By Joseph Byrne
Journals of the Georgia Association of Historians, Vol.18 (1997)
Introduction: That Francesco Petrarch was the first Renaissance humanist, that he was the first modern man, and that he ushered in a new period of European history known as the Renaissance is the boilerplate of general survey courses as they move from the middle ages to the modern world. Indeed, Petrarch dramatically embodied many aspects of the transition, and thus he strides across our histories, a figure like the ancients’ Athena or Michaelangelo’s Sistine Adam, his humanism seemingly ‘new born and perfect.’ His life and writings seem to sketch a clear break with the medieval and a foundation for the modern, and provide a simple answer to a very difficult question of historical development.
In support the generalist’ viewpoint, no modern specialist of whom I am aware denies the importance of Petrarch in the definition, development and dissemination of early Renaissance humanism, and each has his or her own list of his most important contributions.
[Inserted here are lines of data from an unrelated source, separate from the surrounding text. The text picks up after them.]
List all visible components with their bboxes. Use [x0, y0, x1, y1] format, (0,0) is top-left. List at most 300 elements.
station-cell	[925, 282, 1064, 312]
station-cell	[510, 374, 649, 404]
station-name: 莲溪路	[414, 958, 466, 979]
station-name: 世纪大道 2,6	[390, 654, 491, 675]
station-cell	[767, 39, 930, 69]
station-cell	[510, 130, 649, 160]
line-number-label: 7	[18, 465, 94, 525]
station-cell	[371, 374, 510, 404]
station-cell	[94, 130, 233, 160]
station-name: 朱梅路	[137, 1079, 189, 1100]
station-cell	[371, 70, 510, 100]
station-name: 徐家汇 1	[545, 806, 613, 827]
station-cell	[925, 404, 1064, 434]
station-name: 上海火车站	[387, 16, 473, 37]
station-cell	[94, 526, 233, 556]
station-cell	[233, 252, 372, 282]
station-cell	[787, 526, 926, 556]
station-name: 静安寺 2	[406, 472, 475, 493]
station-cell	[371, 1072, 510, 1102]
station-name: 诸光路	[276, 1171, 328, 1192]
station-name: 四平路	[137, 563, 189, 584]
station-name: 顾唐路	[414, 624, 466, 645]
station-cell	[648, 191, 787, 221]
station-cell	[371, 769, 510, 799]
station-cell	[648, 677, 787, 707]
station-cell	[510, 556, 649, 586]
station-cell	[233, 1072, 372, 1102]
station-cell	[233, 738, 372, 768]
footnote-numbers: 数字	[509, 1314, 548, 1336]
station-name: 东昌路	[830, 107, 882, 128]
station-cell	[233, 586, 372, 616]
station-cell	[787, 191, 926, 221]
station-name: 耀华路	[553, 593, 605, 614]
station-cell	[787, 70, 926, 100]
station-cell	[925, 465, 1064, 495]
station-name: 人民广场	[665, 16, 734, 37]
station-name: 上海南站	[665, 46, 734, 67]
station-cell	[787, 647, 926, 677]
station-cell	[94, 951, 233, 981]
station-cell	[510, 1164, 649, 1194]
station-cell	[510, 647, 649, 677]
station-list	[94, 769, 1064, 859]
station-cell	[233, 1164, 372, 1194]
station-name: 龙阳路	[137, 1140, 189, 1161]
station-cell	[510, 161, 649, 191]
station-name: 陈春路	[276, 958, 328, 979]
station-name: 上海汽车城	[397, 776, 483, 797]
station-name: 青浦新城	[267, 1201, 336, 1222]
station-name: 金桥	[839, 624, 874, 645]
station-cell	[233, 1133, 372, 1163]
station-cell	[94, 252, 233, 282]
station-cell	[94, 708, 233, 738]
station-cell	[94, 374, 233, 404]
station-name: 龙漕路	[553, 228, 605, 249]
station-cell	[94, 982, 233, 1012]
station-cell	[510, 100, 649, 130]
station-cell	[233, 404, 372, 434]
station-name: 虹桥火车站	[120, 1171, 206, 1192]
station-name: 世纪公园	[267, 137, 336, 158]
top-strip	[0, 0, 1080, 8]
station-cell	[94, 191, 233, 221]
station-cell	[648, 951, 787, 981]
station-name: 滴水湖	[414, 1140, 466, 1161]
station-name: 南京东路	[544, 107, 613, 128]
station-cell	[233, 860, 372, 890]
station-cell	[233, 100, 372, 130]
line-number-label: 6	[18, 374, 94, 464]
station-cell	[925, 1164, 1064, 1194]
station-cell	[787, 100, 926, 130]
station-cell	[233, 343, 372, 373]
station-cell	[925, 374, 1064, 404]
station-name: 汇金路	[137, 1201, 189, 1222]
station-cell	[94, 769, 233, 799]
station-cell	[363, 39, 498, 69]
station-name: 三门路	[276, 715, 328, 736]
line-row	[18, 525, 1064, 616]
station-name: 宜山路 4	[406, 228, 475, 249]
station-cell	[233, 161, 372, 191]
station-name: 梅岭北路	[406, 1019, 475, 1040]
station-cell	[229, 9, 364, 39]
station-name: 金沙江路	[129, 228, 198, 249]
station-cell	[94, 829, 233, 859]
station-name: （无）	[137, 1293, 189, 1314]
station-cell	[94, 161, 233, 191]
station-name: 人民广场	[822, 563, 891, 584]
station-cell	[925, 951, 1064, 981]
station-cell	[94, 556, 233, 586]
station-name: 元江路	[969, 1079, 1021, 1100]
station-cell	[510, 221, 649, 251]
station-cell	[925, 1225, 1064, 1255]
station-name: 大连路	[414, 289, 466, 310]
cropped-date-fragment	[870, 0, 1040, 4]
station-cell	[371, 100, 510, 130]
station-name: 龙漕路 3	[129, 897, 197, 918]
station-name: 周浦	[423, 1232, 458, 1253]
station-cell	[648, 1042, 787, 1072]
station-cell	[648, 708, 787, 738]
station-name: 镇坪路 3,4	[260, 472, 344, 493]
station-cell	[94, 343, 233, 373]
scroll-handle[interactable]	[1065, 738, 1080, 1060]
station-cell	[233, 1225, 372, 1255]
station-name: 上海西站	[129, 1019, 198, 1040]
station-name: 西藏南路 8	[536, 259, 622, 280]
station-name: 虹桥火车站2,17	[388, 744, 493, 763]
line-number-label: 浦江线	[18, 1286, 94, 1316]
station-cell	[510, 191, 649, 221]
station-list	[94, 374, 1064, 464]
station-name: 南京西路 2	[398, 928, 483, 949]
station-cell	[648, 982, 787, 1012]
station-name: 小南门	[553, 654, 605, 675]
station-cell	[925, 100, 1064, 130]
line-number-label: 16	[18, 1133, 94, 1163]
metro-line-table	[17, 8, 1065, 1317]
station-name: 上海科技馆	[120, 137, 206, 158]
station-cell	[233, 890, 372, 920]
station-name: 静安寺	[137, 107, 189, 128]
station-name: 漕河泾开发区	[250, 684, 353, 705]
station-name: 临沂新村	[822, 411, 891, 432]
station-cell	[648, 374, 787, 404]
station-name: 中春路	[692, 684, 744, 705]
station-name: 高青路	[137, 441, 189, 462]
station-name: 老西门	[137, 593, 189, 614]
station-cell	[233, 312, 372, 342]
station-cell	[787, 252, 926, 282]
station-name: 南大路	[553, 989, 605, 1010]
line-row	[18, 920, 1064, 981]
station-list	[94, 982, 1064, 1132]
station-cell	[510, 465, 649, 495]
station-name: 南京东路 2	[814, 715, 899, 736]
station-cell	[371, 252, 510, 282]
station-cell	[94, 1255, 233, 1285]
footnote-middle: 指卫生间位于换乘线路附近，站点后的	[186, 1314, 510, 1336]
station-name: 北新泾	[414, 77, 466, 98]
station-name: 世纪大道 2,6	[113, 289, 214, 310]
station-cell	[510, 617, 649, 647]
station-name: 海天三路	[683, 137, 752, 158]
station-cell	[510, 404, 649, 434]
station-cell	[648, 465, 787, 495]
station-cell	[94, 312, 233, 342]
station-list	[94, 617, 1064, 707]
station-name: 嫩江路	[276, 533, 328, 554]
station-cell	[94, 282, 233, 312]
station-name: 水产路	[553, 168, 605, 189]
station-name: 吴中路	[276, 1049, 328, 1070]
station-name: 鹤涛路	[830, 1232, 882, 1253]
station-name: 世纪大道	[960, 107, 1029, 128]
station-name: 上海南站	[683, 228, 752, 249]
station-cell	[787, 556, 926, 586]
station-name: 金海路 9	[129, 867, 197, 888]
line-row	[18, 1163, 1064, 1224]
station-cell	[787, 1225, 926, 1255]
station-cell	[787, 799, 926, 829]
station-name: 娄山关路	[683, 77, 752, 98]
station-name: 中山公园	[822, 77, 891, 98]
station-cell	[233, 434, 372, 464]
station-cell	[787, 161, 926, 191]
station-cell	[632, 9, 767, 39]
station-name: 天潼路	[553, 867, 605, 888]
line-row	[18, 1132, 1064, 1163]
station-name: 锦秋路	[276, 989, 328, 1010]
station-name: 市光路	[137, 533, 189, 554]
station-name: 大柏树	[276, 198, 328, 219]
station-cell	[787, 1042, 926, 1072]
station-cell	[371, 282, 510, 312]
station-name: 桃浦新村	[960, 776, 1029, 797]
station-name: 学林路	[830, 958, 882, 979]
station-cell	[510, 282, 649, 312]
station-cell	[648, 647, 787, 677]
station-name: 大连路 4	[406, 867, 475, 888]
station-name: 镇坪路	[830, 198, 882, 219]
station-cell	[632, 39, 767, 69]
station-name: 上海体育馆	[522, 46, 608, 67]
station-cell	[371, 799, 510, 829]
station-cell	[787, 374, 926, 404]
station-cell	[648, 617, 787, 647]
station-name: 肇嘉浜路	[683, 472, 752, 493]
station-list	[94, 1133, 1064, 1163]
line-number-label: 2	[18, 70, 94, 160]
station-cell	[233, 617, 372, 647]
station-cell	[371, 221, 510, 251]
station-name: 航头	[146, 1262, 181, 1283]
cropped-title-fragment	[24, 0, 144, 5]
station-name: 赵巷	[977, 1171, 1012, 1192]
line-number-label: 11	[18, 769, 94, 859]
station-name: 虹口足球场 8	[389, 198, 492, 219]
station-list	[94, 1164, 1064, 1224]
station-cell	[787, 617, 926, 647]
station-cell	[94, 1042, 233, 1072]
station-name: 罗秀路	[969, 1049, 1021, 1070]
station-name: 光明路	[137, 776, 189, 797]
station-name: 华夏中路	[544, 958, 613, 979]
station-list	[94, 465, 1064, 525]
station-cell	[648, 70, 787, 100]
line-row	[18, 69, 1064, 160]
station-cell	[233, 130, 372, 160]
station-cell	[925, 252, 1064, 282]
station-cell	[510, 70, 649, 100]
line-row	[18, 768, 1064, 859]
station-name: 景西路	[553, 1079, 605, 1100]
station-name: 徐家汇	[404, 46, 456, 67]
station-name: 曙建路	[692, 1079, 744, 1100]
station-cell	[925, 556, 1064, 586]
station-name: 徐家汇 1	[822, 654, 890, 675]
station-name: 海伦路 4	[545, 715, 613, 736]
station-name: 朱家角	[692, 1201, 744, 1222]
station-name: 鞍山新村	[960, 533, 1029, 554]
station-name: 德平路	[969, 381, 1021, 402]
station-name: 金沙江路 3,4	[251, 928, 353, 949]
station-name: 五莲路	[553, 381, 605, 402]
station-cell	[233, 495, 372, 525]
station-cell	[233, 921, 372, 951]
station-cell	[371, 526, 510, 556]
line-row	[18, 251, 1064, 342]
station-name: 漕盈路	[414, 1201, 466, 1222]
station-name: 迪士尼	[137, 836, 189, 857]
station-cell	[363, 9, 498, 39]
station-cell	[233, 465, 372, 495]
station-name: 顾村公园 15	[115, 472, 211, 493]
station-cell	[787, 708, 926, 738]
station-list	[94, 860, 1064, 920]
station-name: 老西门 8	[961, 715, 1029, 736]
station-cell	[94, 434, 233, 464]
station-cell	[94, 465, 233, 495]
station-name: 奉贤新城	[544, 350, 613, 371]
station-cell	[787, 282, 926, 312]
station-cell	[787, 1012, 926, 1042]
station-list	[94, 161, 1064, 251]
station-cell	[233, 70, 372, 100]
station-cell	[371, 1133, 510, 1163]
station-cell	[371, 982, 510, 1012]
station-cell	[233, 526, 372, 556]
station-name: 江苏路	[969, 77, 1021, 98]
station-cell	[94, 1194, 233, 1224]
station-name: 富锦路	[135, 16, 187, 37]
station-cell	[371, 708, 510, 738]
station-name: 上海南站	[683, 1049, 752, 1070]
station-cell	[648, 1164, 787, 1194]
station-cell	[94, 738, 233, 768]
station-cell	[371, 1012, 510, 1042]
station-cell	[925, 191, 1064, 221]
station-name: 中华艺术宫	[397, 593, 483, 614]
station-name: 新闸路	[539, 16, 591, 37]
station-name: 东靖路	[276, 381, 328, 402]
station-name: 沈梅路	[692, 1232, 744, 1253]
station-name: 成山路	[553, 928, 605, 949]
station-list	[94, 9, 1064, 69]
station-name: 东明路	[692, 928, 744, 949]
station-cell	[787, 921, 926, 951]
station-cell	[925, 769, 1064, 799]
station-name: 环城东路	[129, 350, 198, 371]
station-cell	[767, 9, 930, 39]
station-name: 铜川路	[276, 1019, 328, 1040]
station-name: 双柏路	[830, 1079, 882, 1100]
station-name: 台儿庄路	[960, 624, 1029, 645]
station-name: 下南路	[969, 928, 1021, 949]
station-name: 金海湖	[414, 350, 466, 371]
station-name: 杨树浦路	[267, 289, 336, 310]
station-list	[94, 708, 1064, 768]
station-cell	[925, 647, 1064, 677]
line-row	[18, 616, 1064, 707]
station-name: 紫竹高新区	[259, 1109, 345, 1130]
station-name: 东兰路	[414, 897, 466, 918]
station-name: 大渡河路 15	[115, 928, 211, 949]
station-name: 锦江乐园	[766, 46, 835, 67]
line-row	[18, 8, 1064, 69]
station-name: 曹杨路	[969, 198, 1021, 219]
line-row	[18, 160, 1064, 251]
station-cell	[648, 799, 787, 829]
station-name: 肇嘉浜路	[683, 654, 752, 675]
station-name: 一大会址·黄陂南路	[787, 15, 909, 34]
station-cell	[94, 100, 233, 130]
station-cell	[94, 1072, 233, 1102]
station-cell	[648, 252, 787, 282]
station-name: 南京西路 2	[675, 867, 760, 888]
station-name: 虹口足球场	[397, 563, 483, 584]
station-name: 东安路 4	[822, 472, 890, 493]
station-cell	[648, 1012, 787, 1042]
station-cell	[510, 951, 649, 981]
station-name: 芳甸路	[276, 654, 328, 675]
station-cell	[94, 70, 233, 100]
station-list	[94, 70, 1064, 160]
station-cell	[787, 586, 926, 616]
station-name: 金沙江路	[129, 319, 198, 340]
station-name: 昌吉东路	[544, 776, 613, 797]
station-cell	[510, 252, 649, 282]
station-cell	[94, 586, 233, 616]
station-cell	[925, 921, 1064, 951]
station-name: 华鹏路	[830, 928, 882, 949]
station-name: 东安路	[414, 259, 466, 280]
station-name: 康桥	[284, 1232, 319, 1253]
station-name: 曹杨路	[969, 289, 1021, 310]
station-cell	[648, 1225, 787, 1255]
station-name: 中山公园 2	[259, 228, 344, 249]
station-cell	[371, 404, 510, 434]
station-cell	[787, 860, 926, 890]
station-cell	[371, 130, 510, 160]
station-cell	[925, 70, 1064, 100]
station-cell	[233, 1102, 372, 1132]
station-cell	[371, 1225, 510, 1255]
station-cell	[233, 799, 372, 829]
Nonetheless, the specialist has come to understand and appreciate the immediate historical context of Petrarch’s accomplishments by focussing on the late urban, literate and lay milieu of his northern Italy, and its peculiar cultural and intellectual expression in what is variously described as pre-humanism, protohumanism or early humanism. The undeniable fact is that the cultural roots of Italian Renaissnce humanism, which Petrarch himself inherited, recognized and built upon, developed over the two generations before his birth in 1304.